Setting up Raspbian (and DOOM!)
Prepare the Pi
This page is all about connecting peripherals to your Pi in preparation for installing Raspbian. So preheat your oven and let’s get cooking.
There are two potential places to connect a display on the Pi: either HDMI or component video.
HDMI does carry audio, if your display can support that. Otherwise you can use the 3.5mm jack on the other side.
Connect USB Peripherals
Next up, connect your mouse and keyboard. As long as you don’t plan to use any other USB peripherals (flash drives, WiFi cards, etc.) you can use both USB ports on the Pi. Otherwise, you may want to look into adding a USB hub.

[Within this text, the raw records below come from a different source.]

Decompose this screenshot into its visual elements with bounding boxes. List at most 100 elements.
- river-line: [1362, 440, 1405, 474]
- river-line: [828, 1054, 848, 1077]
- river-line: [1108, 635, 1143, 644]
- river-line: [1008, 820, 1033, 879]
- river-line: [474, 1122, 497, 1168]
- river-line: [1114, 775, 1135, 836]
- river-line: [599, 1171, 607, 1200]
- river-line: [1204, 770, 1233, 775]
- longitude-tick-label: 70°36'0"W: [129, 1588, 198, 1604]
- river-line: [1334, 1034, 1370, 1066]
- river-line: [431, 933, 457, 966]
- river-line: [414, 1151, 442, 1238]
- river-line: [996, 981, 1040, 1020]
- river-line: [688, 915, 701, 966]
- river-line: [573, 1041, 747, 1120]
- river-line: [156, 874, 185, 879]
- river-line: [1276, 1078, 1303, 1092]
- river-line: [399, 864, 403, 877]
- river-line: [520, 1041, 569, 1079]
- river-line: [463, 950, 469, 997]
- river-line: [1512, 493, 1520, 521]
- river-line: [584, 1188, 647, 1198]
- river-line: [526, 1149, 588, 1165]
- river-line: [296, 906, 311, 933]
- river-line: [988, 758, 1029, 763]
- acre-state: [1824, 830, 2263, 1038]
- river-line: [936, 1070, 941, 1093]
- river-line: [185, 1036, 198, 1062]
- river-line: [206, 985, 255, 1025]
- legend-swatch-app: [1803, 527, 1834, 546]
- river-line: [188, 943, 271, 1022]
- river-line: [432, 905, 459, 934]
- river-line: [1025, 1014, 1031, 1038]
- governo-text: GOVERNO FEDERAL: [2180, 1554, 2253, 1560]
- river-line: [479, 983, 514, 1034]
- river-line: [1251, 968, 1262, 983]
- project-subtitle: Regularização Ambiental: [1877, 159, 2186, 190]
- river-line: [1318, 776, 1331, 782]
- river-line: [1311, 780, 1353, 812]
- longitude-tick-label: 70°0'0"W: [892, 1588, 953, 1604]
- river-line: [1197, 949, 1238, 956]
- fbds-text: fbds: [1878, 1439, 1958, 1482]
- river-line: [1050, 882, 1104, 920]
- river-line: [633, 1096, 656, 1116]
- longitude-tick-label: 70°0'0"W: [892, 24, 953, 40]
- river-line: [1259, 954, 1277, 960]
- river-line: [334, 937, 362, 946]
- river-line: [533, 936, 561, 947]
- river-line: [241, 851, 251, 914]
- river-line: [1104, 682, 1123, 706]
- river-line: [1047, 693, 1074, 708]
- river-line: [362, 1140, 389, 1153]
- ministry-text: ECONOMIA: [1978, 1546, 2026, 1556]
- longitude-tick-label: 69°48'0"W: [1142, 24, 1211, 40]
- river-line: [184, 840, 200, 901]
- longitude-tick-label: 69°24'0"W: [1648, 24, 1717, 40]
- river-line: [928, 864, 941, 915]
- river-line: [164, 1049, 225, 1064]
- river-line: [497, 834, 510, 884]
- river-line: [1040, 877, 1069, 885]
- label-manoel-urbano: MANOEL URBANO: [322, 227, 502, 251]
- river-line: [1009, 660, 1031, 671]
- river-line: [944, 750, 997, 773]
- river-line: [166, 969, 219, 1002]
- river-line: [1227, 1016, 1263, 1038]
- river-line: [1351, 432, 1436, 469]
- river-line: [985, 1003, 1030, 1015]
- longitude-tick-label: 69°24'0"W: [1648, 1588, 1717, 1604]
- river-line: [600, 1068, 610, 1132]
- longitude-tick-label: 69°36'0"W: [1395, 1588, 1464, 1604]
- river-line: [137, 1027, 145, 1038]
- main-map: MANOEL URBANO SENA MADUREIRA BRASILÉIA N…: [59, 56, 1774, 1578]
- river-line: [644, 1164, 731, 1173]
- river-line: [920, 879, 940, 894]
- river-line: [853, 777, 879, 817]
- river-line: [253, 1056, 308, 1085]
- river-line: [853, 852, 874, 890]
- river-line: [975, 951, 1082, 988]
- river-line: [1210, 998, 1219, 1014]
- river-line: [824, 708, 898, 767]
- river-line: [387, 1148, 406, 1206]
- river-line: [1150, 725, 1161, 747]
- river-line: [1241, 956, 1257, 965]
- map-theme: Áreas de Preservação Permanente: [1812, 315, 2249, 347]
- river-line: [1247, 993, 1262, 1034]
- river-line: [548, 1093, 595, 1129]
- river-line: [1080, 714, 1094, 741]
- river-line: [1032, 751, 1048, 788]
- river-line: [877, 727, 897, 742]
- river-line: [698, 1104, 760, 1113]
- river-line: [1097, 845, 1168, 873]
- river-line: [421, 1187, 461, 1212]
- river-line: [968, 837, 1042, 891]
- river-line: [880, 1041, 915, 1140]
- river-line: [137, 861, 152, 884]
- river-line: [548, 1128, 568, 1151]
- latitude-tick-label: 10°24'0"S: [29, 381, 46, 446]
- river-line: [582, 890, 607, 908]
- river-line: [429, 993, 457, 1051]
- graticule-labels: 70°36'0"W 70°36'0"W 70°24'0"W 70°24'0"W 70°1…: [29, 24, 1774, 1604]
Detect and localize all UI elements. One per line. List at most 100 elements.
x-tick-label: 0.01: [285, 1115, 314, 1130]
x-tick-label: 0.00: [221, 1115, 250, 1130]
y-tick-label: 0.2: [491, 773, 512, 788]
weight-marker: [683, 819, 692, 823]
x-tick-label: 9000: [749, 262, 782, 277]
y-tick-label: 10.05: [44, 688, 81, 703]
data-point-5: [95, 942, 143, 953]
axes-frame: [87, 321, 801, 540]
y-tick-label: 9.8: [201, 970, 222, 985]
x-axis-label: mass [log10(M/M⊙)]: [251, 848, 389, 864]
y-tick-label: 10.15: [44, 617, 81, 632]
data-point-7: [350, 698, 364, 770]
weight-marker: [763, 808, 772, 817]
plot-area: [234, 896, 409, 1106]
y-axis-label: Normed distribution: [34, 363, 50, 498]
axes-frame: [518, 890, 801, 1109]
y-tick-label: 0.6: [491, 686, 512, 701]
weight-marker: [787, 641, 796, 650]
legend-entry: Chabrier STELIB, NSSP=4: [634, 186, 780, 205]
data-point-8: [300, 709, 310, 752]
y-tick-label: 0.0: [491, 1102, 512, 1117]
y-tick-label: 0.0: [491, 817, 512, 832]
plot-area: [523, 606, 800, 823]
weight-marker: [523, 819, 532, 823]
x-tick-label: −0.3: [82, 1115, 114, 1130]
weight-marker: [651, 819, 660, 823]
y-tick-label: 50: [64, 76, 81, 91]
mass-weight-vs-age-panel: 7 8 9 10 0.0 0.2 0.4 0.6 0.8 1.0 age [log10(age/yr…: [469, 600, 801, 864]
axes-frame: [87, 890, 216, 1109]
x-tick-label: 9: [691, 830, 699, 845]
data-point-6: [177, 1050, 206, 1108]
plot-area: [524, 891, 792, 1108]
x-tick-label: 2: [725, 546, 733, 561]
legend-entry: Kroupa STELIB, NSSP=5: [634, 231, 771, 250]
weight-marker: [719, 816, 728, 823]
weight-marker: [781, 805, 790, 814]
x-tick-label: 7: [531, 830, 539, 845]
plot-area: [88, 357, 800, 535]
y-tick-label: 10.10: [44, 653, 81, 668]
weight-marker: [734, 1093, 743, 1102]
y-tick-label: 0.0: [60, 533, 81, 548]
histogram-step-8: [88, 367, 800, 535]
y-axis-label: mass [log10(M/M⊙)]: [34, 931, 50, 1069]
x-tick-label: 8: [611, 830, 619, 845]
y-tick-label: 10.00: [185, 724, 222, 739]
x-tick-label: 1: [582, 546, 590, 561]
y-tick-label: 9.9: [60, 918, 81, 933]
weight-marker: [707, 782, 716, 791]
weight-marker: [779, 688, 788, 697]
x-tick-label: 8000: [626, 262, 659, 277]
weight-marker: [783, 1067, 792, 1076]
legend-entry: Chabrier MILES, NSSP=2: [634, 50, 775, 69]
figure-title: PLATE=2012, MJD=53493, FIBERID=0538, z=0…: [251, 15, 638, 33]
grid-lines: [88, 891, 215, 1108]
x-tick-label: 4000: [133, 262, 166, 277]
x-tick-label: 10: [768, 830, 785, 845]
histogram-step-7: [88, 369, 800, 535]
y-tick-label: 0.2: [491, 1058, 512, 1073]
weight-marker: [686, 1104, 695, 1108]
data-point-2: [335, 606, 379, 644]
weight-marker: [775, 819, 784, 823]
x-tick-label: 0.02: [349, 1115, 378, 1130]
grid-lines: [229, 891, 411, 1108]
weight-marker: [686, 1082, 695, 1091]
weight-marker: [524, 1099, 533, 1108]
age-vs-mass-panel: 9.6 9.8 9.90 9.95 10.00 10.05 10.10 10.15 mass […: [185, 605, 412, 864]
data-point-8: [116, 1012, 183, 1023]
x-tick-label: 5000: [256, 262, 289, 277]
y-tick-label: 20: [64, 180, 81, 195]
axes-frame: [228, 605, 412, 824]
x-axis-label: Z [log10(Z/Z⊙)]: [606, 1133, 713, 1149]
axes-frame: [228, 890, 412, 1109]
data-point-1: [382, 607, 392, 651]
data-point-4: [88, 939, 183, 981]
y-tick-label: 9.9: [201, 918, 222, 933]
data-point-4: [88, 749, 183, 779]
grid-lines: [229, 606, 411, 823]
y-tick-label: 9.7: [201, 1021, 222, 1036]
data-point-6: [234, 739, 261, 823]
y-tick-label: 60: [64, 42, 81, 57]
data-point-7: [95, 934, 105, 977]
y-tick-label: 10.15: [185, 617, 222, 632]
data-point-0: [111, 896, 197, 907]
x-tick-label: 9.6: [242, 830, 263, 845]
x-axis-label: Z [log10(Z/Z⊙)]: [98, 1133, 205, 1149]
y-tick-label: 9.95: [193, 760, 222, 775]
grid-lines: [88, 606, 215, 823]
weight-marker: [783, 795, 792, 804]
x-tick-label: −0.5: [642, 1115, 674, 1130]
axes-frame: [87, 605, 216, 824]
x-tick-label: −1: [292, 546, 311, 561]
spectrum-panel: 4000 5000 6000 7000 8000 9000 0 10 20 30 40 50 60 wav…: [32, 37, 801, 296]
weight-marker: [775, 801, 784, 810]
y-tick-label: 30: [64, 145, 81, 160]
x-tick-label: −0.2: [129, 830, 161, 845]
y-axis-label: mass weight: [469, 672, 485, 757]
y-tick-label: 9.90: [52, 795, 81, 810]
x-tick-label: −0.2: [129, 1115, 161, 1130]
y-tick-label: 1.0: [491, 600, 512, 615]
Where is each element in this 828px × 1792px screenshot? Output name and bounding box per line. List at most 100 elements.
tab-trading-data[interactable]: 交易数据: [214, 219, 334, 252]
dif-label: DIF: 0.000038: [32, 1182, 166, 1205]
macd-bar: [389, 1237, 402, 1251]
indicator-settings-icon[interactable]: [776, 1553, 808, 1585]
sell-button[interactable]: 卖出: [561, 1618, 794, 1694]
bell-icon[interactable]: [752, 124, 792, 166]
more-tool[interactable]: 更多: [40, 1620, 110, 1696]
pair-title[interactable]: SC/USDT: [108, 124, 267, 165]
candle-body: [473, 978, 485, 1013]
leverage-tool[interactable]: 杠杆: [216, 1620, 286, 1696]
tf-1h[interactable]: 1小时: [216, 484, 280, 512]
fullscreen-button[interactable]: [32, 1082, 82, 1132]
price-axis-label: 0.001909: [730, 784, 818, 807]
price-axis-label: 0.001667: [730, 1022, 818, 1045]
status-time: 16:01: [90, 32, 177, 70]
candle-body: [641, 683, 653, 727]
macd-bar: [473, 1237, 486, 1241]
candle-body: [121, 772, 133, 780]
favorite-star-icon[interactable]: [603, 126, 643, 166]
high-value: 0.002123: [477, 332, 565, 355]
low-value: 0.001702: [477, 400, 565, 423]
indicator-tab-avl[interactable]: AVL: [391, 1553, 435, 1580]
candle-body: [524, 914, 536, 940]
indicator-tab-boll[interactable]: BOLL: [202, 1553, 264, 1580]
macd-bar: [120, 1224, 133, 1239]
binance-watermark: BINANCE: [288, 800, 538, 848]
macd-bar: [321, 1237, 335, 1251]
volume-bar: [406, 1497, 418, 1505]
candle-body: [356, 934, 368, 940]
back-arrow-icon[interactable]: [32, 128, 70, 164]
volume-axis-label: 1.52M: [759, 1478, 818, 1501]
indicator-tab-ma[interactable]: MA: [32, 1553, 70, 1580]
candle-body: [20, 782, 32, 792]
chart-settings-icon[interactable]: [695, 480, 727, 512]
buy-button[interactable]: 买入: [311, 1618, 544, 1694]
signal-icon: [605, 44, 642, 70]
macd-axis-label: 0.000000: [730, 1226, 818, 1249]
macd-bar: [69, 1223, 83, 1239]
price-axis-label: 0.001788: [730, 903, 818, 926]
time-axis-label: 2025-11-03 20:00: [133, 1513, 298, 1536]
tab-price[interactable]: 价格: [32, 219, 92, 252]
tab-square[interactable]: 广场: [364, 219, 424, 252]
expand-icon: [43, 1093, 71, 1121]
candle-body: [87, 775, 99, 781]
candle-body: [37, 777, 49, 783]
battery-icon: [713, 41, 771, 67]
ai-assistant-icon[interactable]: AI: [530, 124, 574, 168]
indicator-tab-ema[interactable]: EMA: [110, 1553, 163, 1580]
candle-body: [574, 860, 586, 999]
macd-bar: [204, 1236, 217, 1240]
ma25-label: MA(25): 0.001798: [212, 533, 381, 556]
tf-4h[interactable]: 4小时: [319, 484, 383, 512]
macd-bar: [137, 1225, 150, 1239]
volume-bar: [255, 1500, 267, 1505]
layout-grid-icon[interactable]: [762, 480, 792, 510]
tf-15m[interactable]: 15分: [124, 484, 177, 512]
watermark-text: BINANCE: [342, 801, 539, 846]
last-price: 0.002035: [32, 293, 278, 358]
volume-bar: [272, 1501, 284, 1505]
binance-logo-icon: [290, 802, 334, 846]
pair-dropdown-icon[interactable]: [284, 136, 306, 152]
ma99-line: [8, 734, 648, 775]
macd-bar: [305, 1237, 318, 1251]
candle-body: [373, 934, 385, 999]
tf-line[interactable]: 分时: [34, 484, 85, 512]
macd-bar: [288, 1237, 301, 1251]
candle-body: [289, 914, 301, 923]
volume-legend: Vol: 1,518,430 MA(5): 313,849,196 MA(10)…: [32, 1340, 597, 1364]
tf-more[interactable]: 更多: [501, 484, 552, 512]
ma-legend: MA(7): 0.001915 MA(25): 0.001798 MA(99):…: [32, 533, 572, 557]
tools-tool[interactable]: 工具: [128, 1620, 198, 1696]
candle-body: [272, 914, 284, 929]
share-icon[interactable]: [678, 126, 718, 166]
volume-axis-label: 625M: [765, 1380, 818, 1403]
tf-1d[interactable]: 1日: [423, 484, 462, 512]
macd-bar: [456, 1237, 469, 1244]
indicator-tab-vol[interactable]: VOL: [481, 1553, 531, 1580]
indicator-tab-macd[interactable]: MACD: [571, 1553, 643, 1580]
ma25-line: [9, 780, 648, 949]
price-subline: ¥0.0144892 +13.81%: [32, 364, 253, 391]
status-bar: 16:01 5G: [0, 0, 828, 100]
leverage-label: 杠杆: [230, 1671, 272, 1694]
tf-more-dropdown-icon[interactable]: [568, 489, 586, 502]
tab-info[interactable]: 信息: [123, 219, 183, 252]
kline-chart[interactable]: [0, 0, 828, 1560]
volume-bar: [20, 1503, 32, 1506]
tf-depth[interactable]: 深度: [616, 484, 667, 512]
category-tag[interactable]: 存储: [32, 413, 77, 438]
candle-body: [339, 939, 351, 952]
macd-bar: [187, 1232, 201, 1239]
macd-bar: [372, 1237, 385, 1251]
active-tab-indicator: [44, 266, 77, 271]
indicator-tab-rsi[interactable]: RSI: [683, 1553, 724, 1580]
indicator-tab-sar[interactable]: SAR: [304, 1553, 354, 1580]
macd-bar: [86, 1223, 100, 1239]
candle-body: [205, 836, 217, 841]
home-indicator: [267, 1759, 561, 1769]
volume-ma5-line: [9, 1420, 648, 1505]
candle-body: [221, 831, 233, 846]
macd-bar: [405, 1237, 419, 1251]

Some of these peripherals can use a lot of power (especially optical and wireless mice). If you notice issues with the mouse or keyboard, you may need to use them with a powered USB hub.
Insert SD Card
Insert your prepared SD card into the Pi. The SD socket is on the bottom side of the board. When inserting your card, make sure the gold contacts are facing up toward the board.
(Optional, Recommended) Connect Ethernet
In order to download updates and other software for your Pi, it’s recommended that you connect it to an Internet-connected network via Ethernet. The Ethernet jack sits right next to the pair of USB sockets.
Power time! Plug your micro-B USB cable into your wall adapter, then plug the other end into your Pi’s small, micro-B USB port.
The Pi-quad-topus is complete. Time to power it up!
The Pi doesn’t have a power switch, so make sure everything else is plugged in before connecting power. As soon as power is applied to the Pi, it’ll look at the contents of the SD card and begin to boot up.